From a window of this low, brown building on Sun Valley Road in Ketchum, Idaho, the hill across the way looks perfect for sledding: frosted in snow and gently sloping, surrounded by towering peaks.
On the other side of the window, a woman in reading glasses squints at numbers on a computer screen, her graying braid flipped over one shoulder. She could be an accountant in a fleece jacket.
But neither view is quite what it seems.
Skis, boots, helmets and beacons litter the floor behind Janet Kellam. This is the office of the Sawtooth National Forest Avalanche Center, and Kellam, its director, is compiling temperature, wind and snowpack data for her daily avalanche forecast. As she clicks through the photos of gnarly slides in the area's backcountry that she uses to teach avalanche courses, she calmly describes the serenity that settled over her the time she was completely buried.
Then there's that hill. Take the slope angle, the aspect, the weather, the snowpack's condition. Combine these with the increasing number of homes around the valley that lie directly under snow-covered slopes like this one. The result: an "urban" avalanche problem that has become Kellam's personal obsession.
In-town avalanches are rare compared to backcountry ones. Yet the potential is there. Two series of slides hit three weeks apart in January 2008, blocking roads and flooding and damaging homes. Kellam isn't worried about the houses: The ones in avalanche paths here are burly feats of structural engineering. But their inhabitants -- and the snow-removal crews, utility workers, visiting friends and house cleaners -- often don't realize the danger. "I can't tell you the number of dog walkers underneath steep slopes in some of these neighborhoods that I've had to stop," Kellam says.
During 2008's avalanche cycles, slides hit multiple areas in close succession, straining emergency crews. With more development or bigger cycles, the problem could get worse. And Kellam wonders, "Is it fair to ask these people to be put at such risk because somebody wants to live underneath an avalanche slope?"

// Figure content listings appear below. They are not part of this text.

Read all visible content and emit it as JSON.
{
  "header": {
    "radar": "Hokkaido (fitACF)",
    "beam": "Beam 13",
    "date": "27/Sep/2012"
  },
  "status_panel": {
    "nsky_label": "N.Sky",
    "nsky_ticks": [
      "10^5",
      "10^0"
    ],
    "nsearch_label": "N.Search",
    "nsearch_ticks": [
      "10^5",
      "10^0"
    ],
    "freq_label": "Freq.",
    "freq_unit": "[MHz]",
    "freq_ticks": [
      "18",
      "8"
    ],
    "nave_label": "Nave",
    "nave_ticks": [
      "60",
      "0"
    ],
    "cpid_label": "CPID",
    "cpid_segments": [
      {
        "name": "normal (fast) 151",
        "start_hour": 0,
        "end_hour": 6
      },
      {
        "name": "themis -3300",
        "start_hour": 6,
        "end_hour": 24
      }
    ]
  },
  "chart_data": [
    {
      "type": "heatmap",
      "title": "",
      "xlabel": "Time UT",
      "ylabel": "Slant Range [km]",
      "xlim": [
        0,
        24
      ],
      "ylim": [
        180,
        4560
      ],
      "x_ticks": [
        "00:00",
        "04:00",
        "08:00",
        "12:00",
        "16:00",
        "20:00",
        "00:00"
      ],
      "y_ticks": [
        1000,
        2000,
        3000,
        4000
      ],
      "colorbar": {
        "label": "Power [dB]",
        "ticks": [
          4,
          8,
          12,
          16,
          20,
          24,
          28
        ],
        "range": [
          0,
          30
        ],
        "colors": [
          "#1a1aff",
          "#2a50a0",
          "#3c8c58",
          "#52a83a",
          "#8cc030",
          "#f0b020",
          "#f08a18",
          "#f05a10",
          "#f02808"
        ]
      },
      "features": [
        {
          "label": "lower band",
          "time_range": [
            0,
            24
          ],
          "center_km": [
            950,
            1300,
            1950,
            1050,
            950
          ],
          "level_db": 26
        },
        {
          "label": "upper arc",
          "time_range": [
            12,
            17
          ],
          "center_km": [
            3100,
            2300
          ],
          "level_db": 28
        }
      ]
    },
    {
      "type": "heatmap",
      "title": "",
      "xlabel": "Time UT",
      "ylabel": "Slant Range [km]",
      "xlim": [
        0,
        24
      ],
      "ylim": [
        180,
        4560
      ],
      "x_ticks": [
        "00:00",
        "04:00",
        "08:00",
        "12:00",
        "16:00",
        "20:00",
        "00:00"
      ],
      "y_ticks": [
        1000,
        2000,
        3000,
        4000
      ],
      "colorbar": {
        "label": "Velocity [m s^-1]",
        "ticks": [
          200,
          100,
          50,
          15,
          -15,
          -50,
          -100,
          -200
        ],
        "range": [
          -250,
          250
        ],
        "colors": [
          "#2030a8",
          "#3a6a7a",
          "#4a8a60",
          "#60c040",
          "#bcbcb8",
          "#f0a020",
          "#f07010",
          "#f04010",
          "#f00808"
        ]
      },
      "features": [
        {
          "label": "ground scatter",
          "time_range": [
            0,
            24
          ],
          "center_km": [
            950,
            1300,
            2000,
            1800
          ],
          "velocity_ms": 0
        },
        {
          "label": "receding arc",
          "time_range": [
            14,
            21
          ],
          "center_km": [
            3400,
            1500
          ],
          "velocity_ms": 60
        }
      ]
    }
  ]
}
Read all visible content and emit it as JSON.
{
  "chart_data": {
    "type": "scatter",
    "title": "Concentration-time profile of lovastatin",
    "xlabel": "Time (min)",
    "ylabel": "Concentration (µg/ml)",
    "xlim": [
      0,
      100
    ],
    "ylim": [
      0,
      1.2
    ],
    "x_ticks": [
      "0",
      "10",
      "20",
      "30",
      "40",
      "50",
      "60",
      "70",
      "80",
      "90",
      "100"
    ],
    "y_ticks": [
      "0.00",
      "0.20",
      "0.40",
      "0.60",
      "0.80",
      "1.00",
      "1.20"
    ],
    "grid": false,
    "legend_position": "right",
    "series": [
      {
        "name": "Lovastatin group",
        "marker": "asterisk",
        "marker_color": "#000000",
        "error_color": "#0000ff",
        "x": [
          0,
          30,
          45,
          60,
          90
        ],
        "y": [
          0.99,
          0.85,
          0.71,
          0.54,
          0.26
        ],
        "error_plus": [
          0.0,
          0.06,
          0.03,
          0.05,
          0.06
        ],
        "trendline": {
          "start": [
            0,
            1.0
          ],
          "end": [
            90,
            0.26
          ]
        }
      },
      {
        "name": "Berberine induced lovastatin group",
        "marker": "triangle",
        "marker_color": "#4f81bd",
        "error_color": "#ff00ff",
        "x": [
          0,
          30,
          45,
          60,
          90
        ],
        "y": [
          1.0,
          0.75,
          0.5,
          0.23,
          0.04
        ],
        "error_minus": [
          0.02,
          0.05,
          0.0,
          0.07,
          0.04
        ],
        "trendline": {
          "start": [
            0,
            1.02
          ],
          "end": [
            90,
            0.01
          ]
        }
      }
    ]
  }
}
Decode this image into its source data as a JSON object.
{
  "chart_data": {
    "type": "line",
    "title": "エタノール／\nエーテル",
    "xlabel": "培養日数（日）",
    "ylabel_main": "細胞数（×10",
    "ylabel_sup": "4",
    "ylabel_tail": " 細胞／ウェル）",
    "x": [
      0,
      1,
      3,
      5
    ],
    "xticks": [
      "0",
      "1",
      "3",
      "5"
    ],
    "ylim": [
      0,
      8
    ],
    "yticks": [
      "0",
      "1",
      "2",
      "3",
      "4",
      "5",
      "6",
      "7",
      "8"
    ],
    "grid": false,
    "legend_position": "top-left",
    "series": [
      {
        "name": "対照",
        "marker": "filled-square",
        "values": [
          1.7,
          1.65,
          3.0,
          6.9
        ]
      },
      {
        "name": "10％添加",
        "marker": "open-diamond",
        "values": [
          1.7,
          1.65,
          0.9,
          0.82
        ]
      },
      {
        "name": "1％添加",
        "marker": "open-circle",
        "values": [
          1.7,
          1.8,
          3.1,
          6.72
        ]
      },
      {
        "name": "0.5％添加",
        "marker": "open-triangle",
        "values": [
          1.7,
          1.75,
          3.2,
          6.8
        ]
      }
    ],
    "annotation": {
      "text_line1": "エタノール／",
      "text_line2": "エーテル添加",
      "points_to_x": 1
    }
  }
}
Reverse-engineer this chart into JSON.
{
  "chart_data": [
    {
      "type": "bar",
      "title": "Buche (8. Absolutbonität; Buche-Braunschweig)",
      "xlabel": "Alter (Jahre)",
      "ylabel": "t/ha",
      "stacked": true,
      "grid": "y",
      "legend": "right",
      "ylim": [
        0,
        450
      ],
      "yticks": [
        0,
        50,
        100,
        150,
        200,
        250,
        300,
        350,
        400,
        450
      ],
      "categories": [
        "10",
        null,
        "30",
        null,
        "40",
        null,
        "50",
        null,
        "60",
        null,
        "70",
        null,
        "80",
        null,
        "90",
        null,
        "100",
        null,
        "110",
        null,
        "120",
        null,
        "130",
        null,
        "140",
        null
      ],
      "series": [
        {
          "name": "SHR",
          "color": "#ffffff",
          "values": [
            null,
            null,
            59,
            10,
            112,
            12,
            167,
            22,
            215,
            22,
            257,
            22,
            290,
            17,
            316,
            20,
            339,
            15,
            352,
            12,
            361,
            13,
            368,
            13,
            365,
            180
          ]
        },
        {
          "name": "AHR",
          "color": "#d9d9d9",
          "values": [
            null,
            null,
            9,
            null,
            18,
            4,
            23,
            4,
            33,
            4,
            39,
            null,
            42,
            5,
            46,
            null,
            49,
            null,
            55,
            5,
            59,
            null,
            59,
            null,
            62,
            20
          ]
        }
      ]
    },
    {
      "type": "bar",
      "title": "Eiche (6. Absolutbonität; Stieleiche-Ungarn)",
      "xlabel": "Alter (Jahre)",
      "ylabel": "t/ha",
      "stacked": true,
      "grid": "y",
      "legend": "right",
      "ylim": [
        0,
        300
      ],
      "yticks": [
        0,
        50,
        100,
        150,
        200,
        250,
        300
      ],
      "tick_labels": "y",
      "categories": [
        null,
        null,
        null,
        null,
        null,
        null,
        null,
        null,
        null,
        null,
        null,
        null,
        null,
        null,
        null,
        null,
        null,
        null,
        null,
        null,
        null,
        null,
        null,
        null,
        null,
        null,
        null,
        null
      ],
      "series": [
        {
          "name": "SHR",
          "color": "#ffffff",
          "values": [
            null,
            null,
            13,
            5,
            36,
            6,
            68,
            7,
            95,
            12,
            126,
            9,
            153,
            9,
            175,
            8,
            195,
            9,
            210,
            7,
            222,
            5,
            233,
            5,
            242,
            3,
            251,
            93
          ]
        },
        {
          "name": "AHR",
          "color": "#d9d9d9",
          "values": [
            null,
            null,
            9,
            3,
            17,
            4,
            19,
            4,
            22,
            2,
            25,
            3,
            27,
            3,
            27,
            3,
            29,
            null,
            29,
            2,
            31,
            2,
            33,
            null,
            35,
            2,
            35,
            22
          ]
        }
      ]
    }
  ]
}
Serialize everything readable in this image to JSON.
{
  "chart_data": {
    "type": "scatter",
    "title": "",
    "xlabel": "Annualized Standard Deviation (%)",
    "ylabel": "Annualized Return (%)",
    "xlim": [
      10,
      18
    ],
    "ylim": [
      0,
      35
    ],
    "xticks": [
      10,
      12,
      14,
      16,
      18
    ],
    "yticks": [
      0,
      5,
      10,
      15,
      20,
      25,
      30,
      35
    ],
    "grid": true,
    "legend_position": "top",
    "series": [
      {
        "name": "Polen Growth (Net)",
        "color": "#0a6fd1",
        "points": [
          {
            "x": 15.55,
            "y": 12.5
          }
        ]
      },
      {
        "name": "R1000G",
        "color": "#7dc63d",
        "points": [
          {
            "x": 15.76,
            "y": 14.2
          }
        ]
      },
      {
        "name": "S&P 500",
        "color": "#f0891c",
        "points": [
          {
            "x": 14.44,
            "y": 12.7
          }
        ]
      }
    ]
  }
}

Kellam has spoken to local officials about risky development proposals. But most of her efforts target the folks in immediate danger. In 2000, the avalanche center began running courses for linemen with Idaho Power, who are often called out during a storm's peak. In addition to avalanche basics, linemen learn to work more safely in avalanche conditions and how to use their equipment for rescues if needed. Kellam says they're "superstars"; once, they buried a dummy with a beacon in eight feet of snow just to practice a more realistic avalanche rescue scenario. In 2007, Kellam began offering free avalanche-safety briefings to snow-removal crews, with an interpreter on hand for Spanish-speaking workers. But the program fizzled after almost no one showed up two years in a row.
"I think it's always going to be hard to get people to pay attention to it -- until, unfortunately, there's an accident."
Kellam first came to Idaho in the 1970s. Offered a summer job in Stanley, the college student examined a map and was won over by the vast areas in the state without roads. A former college ski racer, Kellam became a ski guide here and elsewhere in the West, but the community's warmth made her settle down permanently.
Kellam's skiing ability, snow knowledge and community spirit -- she revived a faltering local Nordic area -- caught the eye of the avalanche center's previous director, who tapped her to be a forecaster in 1996.
The avalanche center has always offered public courses as well as daily winter avalanche forecasts for the nearby backcountry. Early courses drew three or four people; now, each class gets close to 100 students. For a small suggested donation, the basic course identifies avalanche terrain and warning signs, and advises what to do if you're caught in a slide. Kellam has also started courses tailored to women and snowmobilers.
Her approach seems to be working. Last winter, nearly 700 people took classes. "We have a much more diverse audience" than in 2001, when she took charge of the center, she says. "We're not just getting the avid backcountry skier."
The evolution in avalanche consciousness is written on the snow. Last winter, Kellam noticed that most tracks on high-avalanche danger days carved down safer, low-angle slopes. "I saw more good decisions than I've ever seen in the backcountry around here."